EL CLAN
Cuando en agosto de 1985 estalló la noticia bomba de que una próspera familia de San Isidro –incluyendo hijo rugbier del CASI– se dedicaba a secuestrar a empresarios y mantenerlos guardados en su propia casa, muy cerca del centro, muy cerca de los vecinos paquetes, la conmoción fue tremenda. Se trataba de la familia de Arquímedes Puccio, que pronto pasaría a ser conocida como el clan Puccio. El 13 de agosto se estrena El clan, de Pablo Trapero, reconstrucción de época pero también ficción salvaje acerca de uno de los episodios más impactantes del delito argentino de todos los tiempos. Radar habló con Trapero y Guillermo Francella –quien interpreta a Arquímedes Puccio– acerca de cómo se logró llevar a la pantalla esa trama de alta sociedad, sometimiento familiar y negocios turbios de la dictadura que volvían a meterse por la ventana en plena transición a la democracia.
› Por Mariano Kairuz
La mujer de Arquímedes Puccio se llamaba Epifanía, pero el 23 de agosto de 1985 no la vio venir: salió de su casa en el centro de San Isidro a hacer unas compras, y cuando volvió, la policía había tomado el lugar y capturado a su hijo Alejandro, que estaba allí con su novia. En el sótano llevaba 32 días cautiva la empresaria Nélida Bollini de Prado. Era la cuarta de las víctimas de secuestros extorsivos que realizaba el llamado Clan Puccio o, en rigor de verdad, el cuarto de los operativos de este tipo que la Justicia consiguió probar, y por los que serían condenados Arquímedes y sus dos hijos mayores, Alex y Daniel “Maguila” Puccio.

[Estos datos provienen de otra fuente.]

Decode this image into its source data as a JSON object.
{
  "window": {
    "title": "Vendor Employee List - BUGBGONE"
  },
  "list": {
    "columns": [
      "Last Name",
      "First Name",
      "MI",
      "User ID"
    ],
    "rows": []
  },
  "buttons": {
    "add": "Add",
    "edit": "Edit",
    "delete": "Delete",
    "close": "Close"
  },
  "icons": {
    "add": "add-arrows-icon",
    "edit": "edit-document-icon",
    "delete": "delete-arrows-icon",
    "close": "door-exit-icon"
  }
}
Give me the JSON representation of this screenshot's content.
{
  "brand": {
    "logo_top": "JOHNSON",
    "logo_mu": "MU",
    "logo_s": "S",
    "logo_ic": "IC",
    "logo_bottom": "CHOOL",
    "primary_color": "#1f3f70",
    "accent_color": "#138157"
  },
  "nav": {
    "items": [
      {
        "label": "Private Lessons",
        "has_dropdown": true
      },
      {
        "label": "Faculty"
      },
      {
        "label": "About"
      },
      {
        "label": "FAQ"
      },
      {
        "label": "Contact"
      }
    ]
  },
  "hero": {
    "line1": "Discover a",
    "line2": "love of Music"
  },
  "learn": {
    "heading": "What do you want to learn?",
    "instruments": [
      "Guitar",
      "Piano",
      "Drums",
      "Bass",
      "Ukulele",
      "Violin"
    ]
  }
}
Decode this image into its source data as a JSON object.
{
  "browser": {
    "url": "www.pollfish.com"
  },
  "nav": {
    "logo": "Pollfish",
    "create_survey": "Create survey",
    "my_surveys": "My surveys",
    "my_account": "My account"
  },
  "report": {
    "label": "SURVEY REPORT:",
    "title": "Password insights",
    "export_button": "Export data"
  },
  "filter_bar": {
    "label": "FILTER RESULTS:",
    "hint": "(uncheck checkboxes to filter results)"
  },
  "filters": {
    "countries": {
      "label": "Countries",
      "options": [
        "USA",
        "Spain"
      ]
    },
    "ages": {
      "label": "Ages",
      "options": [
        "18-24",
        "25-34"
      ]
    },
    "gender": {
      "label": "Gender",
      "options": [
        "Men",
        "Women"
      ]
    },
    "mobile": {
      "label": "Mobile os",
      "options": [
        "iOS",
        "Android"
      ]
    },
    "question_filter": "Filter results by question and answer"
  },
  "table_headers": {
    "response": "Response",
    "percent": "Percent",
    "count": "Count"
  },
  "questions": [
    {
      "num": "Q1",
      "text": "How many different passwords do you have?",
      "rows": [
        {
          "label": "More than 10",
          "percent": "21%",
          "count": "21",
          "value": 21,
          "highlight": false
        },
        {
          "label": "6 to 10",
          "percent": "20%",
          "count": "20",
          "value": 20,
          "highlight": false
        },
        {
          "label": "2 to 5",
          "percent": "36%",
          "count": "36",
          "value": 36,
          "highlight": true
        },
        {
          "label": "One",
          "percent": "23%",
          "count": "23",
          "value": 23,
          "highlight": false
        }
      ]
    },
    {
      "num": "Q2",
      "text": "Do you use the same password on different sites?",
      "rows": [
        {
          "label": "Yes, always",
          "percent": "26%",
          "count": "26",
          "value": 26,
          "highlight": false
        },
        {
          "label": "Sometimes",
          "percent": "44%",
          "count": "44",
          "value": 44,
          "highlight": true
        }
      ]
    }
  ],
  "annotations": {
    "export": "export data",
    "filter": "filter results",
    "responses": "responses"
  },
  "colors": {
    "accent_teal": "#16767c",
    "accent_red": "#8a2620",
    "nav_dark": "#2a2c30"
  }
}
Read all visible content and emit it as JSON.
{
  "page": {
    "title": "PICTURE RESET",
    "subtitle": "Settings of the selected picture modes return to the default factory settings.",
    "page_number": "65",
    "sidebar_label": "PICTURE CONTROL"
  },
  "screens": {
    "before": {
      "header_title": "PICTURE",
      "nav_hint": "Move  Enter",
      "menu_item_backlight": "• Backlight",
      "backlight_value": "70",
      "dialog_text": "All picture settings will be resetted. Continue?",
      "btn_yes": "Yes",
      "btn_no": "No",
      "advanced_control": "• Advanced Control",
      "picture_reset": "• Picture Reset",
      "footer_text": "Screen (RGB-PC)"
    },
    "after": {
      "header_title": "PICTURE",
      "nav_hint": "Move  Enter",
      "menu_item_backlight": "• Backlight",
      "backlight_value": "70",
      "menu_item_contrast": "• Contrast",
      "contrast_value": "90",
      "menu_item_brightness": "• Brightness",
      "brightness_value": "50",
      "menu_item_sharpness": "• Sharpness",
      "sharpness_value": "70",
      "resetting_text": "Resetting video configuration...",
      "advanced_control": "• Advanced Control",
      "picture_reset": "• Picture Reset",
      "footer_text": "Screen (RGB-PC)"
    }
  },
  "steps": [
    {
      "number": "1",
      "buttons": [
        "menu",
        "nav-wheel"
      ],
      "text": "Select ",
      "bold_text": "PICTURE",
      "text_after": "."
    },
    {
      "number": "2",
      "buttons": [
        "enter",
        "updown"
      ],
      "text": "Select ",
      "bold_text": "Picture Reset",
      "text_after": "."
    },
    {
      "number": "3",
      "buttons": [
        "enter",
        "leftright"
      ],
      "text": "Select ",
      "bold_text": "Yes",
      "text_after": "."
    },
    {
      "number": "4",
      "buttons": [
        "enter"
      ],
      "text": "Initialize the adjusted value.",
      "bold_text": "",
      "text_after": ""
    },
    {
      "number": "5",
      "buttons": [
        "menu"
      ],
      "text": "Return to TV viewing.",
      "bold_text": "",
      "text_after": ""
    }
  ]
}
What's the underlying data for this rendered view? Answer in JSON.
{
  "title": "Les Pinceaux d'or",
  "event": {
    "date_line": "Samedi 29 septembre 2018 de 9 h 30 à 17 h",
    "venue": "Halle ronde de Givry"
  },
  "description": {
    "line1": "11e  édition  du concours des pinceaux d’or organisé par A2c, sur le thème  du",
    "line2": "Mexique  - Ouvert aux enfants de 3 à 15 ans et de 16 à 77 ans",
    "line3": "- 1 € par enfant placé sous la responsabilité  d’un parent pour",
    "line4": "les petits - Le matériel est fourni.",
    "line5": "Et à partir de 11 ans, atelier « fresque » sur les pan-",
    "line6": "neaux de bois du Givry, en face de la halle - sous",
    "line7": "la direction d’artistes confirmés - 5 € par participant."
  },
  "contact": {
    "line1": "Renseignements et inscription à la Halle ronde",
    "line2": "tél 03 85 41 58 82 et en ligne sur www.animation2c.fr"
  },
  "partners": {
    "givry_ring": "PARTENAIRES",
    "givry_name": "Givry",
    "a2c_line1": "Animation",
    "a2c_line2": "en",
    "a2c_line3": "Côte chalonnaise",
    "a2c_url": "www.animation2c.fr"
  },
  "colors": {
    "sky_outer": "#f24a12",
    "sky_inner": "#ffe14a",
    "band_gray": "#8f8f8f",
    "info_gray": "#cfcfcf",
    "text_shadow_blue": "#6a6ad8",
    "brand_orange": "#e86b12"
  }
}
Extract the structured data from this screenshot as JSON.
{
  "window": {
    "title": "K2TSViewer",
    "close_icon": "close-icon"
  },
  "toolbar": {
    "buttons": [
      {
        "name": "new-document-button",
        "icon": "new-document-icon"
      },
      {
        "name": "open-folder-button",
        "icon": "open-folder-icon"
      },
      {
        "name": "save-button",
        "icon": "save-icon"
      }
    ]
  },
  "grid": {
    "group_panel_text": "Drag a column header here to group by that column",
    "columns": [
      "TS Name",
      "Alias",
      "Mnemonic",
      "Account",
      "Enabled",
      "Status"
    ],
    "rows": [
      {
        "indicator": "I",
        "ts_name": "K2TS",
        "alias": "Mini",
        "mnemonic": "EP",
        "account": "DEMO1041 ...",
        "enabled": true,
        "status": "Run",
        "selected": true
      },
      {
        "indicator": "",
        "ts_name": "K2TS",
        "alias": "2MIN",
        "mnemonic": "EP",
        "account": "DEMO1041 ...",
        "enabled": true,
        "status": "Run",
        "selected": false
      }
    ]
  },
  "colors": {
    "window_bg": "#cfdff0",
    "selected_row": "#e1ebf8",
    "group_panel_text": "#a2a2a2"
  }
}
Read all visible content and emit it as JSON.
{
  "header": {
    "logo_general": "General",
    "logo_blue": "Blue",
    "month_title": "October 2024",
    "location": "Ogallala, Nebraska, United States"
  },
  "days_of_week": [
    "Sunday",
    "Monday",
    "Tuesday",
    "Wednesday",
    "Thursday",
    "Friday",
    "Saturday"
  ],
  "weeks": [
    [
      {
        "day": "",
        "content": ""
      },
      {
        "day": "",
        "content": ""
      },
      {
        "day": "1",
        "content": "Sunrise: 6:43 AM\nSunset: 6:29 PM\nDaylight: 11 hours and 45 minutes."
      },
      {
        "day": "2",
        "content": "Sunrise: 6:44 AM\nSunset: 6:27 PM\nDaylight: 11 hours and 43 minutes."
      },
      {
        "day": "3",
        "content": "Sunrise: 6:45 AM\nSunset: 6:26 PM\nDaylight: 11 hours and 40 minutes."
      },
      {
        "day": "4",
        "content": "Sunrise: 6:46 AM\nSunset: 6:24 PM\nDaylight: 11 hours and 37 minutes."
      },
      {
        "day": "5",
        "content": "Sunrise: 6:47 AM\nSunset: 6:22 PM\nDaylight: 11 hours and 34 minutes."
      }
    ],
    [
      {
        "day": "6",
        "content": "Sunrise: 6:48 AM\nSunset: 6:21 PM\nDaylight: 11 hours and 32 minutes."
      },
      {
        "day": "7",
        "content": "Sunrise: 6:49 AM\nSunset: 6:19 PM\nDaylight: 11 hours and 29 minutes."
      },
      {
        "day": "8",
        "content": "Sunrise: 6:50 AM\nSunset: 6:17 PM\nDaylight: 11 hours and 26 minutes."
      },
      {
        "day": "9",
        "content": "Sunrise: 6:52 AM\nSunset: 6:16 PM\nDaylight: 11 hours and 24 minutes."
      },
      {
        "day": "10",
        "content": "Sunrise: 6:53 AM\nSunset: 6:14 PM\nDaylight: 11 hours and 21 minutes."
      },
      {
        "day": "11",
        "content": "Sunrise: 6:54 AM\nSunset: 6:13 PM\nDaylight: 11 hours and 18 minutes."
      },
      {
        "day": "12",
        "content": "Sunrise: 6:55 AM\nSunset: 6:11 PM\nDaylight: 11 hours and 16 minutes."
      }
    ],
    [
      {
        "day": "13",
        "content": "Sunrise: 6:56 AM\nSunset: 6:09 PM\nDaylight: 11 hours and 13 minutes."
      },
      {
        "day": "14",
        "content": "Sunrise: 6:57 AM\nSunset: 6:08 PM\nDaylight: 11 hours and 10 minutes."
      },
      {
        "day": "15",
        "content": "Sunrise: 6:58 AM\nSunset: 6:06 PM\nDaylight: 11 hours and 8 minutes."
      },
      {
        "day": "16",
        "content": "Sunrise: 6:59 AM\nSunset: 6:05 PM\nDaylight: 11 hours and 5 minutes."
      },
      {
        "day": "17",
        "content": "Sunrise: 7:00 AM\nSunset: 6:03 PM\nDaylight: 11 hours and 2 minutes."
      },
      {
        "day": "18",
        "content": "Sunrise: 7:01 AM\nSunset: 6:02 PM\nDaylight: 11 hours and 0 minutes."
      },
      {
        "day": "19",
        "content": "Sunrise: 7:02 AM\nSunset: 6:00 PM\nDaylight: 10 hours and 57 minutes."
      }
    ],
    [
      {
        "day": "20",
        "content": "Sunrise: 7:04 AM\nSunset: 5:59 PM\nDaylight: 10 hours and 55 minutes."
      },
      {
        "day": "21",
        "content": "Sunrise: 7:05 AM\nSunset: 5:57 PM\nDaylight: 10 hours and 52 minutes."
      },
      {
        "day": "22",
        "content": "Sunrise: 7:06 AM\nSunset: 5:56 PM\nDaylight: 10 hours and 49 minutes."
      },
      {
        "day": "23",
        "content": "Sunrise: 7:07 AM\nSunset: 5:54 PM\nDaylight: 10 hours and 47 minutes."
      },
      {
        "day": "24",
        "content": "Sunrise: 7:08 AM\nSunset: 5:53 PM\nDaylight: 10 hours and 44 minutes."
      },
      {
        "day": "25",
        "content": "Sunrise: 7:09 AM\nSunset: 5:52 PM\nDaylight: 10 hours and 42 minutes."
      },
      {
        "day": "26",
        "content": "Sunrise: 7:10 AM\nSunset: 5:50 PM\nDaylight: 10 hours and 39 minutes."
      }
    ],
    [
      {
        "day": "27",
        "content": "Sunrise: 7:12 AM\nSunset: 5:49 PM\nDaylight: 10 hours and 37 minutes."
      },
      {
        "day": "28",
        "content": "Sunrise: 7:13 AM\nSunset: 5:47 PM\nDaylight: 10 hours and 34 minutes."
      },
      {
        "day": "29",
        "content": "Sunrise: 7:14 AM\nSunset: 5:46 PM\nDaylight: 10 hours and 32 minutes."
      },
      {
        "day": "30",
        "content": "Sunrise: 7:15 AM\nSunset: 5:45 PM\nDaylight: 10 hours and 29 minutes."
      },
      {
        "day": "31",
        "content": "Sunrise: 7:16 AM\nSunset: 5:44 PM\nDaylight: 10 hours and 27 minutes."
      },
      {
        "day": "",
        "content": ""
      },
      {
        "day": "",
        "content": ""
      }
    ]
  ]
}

Uno de los datos del caso que más descolocaron a la opinión pública en su momento fue que aquellos cuatro secuestros realizados entre 1982 y 1985 –los de los empresarios Ricado Manoukian, Eduardo Aulet, Emilio Naum y Bollini de Prado– habían tenido lugar ahí mismo, en una casa ubicada en una de las calles más transitadas del centro comercial de San Isidro, a un par de cuadras nomás de algunos de sus espacios más conocidos, como su plaza y su catedral, su auditorio y la vieja municipalidad, sus galerías comerciales, y el Club Atlético, el CASI en el que Alejandro se había convertido en algo así como una celebridad local del rugby. Dueños de más de un negocio instalado en el frente de su propio domicilio –primero una rotisería, luego una casa de venta de artículos para deportes náuticos que manejaba Alejandro–, los Puccio no eran una familia tradicional (una familia, ejem, bien) de San Isidro, sino un hogar de comerciantes de clase media más o menos “próspero”. Pero el periodismo enseguida se apoyó en el estereotipo, incrementando el misterio y el morbo: ¡una familia modelo de una de las zonas más acomodadas del conurbano bonaerense había tenido escondidas a sus víctimas prácticamente a la vista de todo el mundo! Los propios vecinos y amigos no quisieron creerlo en un principio: a los Puccio les hicieron una cama, pensaron.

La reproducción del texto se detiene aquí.